1. Introduction
Since the opening of distribution markets and backing for traditional markets in 2002, legislations and policies of the government authority have been reformed to invigorate the slumped traditional markets many times. However, The Korean traditional markets have promptly aggravated due to expansion of the new types of distributors such as department stores, super markets (SSM), home shopping on TV, internet shopping mall. In spite of diminishment of the traditional markets, the government authority enacted ‘The special law on the nurture of the traditional markets’ on October, 2004 and, at last, built up the foundation for the revitalization of the traditional markets by setting up ‘Special act on cultivation of traditional markets and shopping district’ on April, 2006.
Traditional markets, in essence, are a charming place for the common to purchase goods. Collaborating with traditional culture event, life and health lessons and seminars, the traditional markets can be added to modern culture as a shopping, meeting place, relaxing and playing place. Furthermore, traditional markets can be provided with local tourist route, along with introducing a variety of culture programs such as music, mime, performances, exhibition and so forth.
Lee (2016) analyzed the empirical study on consumption behaviors with respect to traditional markets and proposed improvement plan of the traditional retail markets. Also, he drew a conclusion that convenience, products and facilities have a significant influence both on consumer satisfaction and on revisit intension in traditional markets.
Song (2015) examined modern architecture which has evolved various forms of marts such as public mart-type, arcade-type and so on and analyzed the characteristics of architectural variation.
Su et al. (2015) tested the three hypotheses of ethical management and drew a conclusion that ethical management has an effect on both corporate impression and buying intent.
Kim & Youn (2015) proved that self-employment by administrative district and/or schooling year to decide the self-employment causes and measures.
Kim (2014a) studied the contentment extent of physical surroundings and choice attribute of the visitors of traditional markets for the purpose of providing consumers with better quality services.
Song (2014) treated the financial management capacity of owner-operators of traditional markets which has hardly been noticed by the government in vitalizing traditional markets.
Kim (2014b) investigated policies of the government driven for activating traditional markets, responses from consumers and merchants and factors which have an effect on sales with focusing on Mokpo Free market.
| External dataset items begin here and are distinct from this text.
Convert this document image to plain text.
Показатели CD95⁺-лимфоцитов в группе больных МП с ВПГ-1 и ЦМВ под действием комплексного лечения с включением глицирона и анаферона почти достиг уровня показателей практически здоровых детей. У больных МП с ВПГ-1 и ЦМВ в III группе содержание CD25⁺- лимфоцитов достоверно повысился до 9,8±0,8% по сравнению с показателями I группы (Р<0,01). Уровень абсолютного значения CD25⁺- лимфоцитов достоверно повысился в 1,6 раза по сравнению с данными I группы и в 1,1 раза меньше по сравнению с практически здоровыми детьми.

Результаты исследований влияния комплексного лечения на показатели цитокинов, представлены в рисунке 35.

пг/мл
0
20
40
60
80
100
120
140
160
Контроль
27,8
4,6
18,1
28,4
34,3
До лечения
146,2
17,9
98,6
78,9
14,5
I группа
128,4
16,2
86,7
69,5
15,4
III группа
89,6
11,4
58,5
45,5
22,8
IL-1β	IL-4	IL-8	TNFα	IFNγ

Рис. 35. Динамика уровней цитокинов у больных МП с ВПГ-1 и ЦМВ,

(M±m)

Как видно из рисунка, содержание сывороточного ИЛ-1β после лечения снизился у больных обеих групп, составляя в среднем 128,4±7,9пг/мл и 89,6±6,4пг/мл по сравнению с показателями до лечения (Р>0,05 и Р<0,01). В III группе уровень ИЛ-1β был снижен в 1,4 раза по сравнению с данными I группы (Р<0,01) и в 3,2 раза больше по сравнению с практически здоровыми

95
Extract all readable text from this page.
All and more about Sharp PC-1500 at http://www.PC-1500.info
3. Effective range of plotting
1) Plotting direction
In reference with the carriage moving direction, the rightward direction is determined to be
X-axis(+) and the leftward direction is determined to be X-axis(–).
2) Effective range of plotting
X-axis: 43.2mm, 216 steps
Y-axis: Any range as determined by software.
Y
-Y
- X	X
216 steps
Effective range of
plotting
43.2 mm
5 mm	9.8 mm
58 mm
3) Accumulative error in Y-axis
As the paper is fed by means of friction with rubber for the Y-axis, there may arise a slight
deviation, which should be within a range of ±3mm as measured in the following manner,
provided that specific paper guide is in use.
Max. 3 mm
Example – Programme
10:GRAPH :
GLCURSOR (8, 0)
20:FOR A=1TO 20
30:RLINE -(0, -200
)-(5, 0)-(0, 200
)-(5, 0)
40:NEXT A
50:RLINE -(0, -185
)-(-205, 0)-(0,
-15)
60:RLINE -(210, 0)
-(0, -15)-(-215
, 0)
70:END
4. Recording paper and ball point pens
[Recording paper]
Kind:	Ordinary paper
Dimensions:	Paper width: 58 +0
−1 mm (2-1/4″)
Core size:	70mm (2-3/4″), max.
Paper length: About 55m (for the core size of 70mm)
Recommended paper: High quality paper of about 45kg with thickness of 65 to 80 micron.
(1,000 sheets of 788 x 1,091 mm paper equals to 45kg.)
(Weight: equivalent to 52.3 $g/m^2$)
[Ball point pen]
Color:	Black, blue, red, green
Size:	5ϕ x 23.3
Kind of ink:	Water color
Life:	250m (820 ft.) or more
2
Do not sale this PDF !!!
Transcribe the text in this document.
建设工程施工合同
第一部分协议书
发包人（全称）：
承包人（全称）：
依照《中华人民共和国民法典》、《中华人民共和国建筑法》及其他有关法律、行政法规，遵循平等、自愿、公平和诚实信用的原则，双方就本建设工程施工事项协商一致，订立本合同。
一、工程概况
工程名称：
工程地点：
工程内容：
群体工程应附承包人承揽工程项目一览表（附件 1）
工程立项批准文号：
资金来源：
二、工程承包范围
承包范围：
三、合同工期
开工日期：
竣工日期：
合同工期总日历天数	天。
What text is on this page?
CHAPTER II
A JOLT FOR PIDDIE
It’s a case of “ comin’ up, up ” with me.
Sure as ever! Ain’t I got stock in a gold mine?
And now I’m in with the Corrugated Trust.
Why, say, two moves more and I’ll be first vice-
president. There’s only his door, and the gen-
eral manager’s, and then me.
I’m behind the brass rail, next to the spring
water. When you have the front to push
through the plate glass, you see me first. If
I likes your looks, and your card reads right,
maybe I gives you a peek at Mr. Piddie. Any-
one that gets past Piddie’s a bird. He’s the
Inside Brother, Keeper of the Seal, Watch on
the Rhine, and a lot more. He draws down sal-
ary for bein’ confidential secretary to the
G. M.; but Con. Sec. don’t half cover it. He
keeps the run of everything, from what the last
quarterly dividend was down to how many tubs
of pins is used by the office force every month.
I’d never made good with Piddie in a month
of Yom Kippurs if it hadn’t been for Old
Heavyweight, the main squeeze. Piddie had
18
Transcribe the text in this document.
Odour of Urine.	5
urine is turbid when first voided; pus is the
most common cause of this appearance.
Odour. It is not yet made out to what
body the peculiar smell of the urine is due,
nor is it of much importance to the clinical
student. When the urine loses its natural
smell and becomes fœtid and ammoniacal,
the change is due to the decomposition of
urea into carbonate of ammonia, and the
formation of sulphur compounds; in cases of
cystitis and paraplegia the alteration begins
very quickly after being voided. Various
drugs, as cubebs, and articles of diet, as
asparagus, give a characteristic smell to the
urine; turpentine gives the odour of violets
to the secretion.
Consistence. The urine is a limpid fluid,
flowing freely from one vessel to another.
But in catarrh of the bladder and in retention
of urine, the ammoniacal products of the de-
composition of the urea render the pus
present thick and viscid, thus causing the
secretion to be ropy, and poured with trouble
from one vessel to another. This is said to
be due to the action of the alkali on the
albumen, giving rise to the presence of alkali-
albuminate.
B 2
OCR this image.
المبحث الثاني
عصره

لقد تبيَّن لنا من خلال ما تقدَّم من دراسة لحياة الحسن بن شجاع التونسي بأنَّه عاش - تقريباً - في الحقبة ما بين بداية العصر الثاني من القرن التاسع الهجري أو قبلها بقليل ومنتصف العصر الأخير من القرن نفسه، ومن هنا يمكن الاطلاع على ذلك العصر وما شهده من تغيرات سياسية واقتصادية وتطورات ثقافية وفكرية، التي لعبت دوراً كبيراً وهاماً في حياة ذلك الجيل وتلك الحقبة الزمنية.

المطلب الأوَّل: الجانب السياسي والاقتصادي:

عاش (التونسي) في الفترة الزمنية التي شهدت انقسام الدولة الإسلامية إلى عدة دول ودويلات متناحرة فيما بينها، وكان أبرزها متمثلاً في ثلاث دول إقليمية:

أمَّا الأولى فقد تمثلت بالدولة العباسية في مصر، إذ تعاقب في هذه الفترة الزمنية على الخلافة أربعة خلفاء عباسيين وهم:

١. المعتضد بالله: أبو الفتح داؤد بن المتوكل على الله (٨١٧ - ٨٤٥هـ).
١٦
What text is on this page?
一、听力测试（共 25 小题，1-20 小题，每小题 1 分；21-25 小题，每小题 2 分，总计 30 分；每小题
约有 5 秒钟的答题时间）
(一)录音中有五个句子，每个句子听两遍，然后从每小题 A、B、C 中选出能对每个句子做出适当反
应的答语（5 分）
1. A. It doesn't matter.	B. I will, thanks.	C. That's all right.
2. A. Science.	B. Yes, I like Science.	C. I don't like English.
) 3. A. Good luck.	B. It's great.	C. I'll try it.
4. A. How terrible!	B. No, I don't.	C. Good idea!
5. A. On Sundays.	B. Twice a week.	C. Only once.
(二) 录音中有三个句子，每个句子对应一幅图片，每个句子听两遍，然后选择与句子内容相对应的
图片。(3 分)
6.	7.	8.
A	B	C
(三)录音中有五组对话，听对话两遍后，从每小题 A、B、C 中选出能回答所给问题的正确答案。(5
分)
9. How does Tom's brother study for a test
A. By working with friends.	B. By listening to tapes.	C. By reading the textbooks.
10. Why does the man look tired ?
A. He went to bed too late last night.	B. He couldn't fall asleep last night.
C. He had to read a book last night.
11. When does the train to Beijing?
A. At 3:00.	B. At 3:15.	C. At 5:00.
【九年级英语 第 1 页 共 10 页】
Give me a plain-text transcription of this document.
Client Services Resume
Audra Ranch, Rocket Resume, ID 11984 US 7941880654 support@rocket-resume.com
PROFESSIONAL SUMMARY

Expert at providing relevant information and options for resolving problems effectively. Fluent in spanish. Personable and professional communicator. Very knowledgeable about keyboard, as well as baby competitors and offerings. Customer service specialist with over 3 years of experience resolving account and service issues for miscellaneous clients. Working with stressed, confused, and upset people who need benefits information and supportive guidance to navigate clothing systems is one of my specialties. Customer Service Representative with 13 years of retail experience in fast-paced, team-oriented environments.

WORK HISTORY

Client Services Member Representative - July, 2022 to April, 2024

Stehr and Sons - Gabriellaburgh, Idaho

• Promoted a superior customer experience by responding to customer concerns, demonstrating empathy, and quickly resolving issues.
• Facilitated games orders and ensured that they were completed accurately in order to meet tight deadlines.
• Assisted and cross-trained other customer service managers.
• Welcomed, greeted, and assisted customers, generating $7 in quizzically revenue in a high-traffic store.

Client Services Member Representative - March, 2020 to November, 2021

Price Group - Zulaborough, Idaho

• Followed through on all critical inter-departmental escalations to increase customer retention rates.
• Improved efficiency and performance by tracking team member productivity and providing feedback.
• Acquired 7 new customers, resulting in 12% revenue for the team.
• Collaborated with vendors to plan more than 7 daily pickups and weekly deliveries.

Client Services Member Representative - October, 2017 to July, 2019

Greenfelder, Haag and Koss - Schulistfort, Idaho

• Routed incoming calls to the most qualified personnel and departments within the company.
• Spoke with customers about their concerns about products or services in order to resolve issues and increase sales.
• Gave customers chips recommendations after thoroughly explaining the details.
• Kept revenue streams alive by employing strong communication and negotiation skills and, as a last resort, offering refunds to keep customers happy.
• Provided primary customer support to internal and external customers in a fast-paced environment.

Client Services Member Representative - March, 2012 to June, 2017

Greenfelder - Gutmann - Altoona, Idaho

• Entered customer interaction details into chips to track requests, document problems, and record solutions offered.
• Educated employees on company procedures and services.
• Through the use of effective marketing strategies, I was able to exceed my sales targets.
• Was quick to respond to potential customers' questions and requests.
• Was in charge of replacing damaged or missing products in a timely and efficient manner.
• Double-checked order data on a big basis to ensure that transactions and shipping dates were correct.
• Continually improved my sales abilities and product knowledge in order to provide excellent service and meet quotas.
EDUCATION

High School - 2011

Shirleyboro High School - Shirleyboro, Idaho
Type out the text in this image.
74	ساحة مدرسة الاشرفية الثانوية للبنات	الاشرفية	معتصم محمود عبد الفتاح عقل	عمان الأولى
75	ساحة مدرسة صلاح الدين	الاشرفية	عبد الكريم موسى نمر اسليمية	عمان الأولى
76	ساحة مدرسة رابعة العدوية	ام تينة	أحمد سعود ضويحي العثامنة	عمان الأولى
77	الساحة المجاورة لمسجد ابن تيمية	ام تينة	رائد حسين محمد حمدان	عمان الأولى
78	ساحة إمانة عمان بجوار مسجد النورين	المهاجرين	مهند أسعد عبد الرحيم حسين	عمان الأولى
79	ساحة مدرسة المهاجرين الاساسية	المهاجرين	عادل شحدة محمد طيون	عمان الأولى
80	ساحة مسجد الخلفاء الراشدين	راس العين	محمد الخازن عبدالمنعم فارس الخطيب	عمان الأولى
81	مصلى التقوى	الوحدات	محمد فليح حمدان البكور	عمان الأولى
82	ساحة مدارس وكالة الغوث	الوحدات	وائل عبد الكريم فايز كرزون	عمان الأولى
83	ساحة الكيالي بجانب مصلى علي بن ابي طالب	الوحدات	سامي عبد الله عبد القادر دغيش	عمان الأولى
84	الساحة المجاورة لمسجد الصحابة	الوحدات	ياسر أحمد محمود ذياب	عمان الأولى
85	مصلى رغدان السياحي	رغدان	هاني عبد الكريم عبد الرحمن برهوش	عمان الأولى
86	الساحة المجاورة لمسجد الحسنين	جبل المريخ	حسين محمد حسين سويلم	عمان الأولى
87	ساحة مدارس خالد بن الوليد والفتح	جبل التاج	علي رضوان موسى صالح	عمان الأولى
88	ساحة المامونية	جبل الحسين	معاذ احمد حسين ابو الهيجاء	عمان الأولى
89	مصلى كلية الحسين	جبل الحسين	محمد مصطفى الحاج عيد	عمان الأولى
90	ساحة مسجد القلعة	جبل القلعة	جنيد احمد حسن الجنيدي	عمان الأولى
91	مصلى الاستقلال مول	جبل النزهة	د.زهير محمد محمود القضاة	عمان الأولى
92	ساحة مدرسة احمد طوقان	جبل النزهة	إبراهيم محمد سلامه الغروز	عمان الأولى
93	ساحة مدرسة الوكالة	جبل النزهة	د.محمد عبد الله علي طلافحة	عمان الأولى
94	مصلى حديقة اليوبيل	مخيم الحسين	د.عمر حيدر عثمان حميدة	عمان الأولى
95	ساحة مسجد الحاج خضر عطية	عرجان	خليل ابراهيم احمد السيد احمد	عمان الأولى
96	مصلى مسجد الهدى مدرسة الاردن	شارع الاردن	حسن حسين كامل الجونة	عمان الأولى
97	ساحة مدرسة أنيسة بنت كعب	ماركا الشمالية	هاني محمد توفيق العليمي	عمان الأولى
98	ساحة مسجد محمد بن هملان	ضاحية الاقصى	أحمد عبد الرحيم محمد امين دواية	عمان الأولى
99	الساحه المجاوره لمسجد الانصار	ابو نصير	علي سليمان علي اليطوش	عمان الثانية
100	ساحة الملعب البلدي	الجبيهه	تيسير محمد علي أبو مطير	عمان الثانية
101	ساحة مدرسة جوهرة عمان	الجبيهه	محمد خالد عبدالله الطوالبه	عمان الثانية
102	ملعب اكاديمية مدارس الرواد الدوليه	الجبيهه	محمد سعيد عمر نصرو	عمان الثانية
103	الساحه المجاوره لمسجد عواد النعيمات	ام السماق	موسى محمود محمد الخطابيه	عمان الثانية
In this work, several associations between three types of markets and several major topics are investigated by calculating the numerical strength and visualizing their distances on the two dimensional plane. Three types of markets mentioned above can be general commercial zones, central commercial zones and traditional markets and also these topics can be types of occupations, types of districts, sizes of sales, sizes of employees, administrative districts by a lessor, areas in rental building and so on.
In section 2, definitions and concepts of statistical analyses such as a chi-squared test and correspondence analysis. In section 3, data collection is comprehensively described. Nine variables in association with types of markets will be summarized as a boxplot and their associations are visualized on two dimensional plane in section 4 by using multivariate methods. Based on these analyses, both strength and direction of their association will be proposed. Finally, the result and conclusion of this research will be stated.
2. Theoretical Review
For discovering details of this association, two main statistical analysis given below will be utilized.
2.1. Chisquared test
The main goal of utilizing twoway contingency table is to explore the existence of association between two categorical variables which shows column and row, using a chisquared test. Once the coordinates are defined, at the same time, for the categories of two variables, the chi square value can be calculated for every cell (i,j) as follows:
\(\chi_{i j}^{2}=\frac{\left(f_{i j}-f_{i j}^{*}\right)^{2}}{f_{i j}^{*}}\)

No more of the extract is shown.